Podczas gdy początkowe odcinki nie unikają prezentowania brutalnych sekwencji akcji, które są znakiem rozpoznawczym postaci, nacisk kładziony jest na rozwój postaci i badanie psychologicznego wpływu uwięzienia Matta. Program zagłębia się w emocjonalne żądanie jego uwięzienia i wyzwania, przed którymi stoi reintegracja ze społeczeństwem, zarówno jako prawnik, jak i jako czujność Daredevil.
Tempo może jednak umyślne dla niektórych widzów. Narracja rozwija się metodycznie, umożliwiając głębsze badanie wewnętrznych walk Matta i złożoności jego relacji z postaciami takimi jak Karen Page i Foggy Nelson. Sceny zjazdu, choć rezonansowe emocjonalnie, są również stosunkowo stonowane, priorytetując interakcję postaci nad natychmiastowym działaniem.

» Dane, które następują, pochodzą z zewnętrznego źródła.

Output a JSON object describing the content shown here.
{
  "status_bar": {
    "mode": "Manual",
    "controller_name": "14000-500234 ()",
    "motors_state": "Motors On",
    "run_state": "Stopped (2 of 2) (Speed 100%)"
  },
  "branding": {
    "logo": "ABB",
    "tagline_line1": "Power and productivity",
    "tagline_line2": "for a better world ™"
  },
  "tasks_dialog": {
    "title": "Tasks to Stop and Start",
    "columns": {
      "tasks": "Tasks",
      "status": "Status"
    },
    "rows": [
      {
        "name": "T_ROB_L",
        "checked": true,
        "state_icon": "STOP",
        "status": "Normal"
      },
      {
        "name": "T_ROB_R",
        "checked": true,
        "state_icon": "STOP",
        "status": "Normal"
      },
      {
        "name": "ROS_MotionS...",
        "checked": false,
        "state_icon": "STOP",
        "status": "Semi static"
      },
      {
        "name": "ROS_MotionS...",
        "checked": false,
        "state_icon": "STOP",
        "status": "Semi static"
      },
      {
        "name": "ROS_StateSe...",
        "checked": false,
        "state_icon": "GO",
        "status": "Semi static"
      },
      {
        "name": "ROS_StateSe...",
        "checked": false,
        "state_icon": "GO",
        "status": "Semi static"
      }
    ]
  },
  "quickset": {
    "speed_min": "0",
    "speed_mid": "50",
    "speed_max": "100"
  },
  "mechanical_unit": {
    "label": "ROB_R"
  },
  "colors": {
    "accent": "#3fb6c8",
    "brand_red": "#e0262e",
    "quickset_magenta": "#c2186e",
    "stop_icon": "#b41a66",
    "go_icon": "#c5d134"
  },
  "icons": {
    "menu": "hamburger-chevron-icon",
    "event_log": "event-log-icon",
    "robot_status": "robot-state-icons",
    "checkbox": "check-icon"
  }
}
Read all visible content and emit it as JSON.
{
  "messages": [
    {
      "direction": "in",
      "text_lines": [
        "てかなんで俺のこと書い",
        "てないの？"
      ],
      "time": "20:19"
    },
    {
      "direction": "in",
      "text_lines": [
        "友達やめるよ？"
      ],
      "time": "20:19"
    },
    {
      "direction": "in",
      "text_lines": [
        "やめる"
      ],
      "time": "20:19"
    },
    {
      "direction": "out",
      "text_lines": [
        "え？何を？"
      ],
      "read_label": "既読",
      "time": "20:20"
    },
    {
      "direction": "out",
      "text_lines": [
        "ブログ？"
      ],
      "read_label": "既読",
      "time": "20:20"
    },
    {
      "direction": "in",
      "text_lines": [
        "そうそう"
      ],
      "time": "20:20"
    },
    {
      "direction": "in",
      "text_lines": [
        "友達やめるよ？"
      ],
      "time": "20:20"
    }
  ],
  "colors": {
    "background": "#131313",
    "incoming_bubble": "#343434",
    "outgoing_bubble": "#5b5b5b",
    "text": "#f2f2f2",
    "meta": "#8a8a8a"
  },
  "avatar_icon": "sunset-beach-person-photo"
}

Seria wprowadza także nowe elementy ustalonej narracji, wskazując na znaczące rozwój fabuły, które obiecują się rozwijać przez cały sezon. Te nowe wątki skutecznie rozszerzają zakres historii, dodając warstwy intrygi i napięcia.
Ogólnie rzecz biorąc, pierwsze dwa odcinki Daredevil: Born Again oferują obiecujący początek, choć wolniejszy. Koncentracja na rozwoju postaci i eksploracji traumy Matta po skórce stanowią silną podstawę dla nadrzędnej narracji sezonu. Podczas gdy brak natychmiastowych działań o wysokiej oktanowej może rozczarować niektóre, celowe tempo pozwala na bardziej dopracowany i emocjonalnie rezonansowy przedstawienie postaci i jego świata. Wprowadzenie nowych działek zapewnia, że sezon może zapewnić przekonujący i satysfakcjonujący wniosek.